Optimize partial parameters in nn.Parameter

Hello, I am trying to optimize the part of parameters in “one” nn.Parameter variable.

e.g. a simple CNN classifier

class Model(nn.Module):
    def __init__(self, device):
        self.resnet = ...
        feature_dim, n_cls = 64, 10
        self.classifier = torch.nn.Parameter(torch.Tensor(n_cls, feature_dim)).to(device)

    def forward(self, input):
        out = self.resnet(input)
        return out.matmul(self.classifier.t())

my_model = Model()

In some cases, I only want to optimize the certain rows in self.classifier.
e.g. [self.classifier[0], self.classifier[2], self.classifier[4], self.classifier[6], self.classifier[8]]
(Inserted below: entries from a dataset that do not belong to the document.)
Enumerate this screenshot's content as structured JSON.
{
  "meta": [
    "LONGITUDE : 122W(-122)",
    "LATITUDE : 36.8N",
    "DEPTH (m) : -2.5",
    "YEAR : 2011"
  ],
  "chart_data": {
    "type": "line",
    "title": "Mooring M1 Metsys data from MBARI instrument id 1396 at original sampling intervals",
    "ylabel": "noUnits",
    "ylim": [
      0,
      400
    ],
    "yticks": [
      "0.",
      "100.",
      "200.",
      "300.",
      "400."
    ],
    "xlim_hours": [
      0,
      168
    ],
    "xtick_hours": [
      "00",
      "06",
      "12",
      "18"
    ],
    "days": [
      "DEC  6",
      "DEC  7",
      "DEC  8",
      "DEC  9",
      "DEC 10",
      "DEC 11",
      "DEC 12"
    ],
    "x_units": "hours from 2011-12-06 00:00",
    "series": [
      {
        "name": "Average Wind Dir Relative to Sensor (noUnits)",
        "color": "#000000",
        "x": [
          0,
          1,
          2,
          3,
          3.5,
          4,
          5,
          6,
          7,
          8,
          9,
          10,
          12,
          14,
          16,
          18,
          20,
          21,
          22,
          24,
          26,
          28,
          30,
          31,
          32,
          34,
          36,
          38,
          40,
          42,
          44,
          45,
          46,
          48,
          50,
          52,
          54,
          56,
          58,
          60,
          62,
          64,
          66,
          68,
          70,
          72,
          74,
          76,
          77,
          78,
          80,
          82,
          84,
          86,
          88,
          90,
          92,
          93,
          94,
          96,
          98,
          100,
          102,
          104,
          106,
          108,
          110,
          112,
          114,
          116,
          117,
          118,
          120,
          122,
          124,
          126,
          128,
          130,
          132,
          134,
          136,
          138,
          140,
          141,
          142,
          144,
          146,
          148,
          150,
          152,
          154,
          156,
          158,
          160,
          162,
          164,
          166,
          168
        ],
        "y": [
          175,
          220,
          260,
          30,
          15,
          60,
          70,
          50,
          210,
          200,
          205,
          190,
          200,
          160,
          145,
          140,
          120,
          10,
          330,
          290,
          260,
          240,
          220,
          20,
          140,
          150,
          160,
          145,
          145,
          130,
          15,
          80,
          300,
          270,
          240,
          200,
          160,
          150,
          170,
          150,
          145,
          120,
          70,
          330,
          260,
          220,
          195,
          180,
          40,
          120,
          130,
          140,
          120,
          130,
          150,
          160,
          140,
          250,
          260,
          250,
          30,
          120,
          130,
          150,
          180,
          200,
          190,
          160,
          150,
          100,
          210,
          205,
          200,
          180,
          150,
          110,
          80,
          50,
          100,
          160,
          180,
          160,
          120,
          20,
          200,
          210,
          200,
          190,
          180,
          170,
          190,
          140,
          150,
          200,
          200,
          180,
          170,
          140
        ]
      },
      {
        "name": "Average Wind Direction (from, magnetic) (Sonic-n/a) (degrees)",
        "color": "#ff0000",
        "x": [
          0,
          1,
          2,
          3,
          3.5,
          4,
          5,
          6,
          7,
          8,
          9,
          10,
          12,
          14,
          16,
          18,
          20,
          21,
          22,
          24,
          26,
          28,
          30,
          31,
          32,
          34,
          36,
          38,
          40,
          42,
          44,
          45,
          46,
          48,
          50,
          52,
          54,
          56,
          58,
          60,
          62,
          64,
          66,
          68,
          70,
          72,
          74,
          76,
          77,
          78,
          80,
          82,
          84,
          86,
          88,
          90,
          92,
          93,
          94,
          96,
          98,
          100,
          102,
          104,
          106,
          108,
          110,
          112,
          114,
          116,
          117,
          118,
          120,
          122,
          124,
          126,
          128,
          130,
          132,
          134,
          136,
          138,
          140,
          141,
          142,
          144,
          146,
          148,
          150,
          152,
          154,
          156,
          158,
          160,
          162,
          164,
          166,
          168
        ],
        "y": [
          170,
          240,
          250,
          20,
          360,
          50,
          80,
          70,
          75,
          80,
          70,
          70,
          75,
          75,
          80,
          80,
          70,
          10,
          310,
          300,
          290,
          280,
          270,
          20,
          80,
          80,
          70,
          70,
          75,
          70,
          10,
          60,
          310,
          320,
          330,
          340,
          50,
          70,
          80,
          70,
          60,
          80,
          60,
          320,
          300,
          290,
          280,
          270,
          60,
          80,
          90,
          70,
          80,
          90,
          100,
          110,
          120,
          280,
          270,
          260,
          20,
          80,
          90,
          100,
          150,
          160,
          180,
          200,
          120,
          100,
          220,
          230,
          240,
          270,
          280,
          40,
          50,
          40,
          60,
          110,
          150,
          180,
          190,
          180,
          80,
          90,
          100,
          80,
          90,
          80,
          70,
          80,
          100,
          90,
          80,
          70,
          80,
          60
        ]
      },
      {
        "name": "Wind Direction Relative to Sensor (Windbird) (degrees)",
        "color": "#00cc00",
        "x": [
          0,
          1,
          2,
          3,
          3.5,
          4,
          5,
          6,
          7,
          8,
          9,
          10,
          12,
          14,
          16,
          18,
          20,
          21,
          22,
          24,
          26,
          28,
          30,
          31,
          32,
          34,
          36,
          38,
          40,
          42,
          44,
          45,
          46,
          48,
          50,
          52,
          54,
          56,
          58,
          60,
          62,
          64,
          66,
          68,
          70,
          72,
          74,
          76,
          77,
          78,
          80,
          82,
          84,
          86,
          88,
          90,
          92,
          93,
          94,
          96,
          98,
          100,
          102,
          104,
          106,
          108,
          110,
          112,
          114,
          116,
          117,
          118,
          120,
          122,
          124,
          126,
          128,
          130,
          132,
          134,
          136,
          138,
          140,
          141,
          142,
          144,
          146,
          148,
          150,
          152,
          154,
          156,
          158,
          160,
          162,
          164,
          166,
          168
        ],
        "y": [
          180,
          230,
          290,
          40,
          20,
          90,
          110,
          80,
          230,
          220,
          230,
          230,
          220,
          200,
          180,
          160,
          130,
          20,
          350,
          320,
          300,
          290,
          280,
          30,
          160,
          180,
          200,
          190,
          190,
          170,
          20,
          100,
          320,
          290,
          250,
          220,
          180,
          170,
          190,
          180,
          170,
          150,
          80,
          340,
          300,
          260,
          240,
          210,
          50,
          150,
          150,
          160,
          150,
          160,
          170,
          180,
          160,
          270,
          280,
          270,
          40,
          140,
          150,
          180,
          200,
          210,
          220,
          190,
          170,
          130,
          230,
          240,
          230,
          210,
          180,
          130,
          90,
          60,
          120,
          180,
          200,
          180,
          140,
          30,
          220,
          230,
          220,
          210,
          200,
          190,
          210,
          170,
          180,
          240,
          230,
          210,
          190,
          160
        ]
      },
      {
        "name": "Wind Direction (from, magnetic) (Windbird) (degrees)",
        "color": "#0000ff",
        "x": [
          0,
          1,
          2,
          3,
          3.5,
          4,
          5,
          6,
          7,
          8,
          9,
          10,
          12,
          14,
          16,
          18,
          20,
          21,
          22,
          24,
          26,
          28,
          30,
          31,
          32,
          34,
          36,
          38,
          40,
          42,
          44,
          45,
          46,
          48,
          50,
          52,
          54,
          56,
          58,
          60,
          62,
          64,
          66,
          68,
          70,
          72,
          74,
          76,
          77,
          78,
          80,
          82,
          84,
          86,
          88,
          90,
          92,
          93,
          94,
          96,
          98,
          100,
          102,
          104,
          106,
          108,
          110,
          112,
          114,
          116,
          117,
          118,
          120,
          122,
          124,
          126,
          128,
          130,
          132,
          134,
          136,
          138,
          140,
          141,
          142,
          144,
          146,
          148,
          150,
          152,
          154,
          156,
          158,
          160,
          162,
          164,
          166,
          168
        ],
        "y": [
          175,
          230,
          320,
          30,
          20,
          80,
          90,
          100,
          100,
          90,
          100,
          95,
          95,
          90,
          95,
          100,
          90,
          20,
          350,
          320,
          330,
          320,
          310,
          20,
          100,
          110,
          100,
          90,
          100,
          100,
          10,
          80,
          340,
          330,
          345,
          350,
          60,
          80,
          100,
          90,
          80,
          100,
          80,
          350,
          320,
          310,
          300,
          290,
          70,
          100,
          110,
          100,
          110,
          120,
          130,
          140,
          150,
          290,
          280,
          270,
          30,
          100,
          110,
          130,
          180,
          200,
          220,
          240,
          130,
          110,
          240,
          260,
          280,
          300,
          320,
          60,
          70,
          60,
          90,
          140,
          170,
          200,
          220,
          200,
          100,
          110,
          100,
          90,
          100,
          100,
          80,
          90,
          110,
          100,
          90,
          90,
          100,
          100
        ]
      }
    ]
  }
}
I figured out two possible ways to implement an optimizer for this situation, but both of them caused error.

params = []
for i, para in enumerate(my_model.classifier):
    if i % 2 == 0:

optimizer = Adam(params, ...)

error msg: TypeError: optimizer can only optimize Tensors, but one of the params is Module.parameters

  1. another similar way but different parameter group for the optimizer
params = []
for i, para in enumerate(my_model.classifier):
    if i % 2 == 0:
        params.append({"params": para})

optimizer = Adam(params, ...)

error msg: ValueError: can’t optimize a non-leaf Tensor

Does anyone have any ideas to optimize some entry in a nn.Parameter?

You could define separate parts of the self.classifier parameter and only pass the parts, which should be optimized, to the optimizer. In the forward method you would then have to recreate the “full” parameter using torch.cat and/or torch.stack and apply it in the matmul.
Another approach would be to zero out the gradients of specific parts of the parameter, e.g. via register_hook, but this approach might be a bit tricky especially if your optimizer uses internal running stats.


Many thanks for your informative reply!
I first thought about approach 2 (zero out the gradient). However, I am not familiar with register_hook, so implement this approach before optimizer.step(), I manually zero out the gradients. In this case, if I init the optimizer with passing weight_decay argument (not zero), the optimizer still makes the parameter updated. (ref here)

Therefore, I think approach 1 (separate parts of parameter) might be better in practice. Explicitly tell the optimizer which parameters should be updated. (I think set requires_grad is also good, checked here)

Note: I am not sure whether register_hook can deal with the above mentioned update by weight_decay.

No, there wouldn’t be a difference in zeroing out the gradients by accessing the parameter directly or by using the hooks. For the mentioned shortcomings (or maybe unexpected behavior) I would also prefer the first approach.

I have implemented the first approach and it works well.
Many thanks for your kindly help!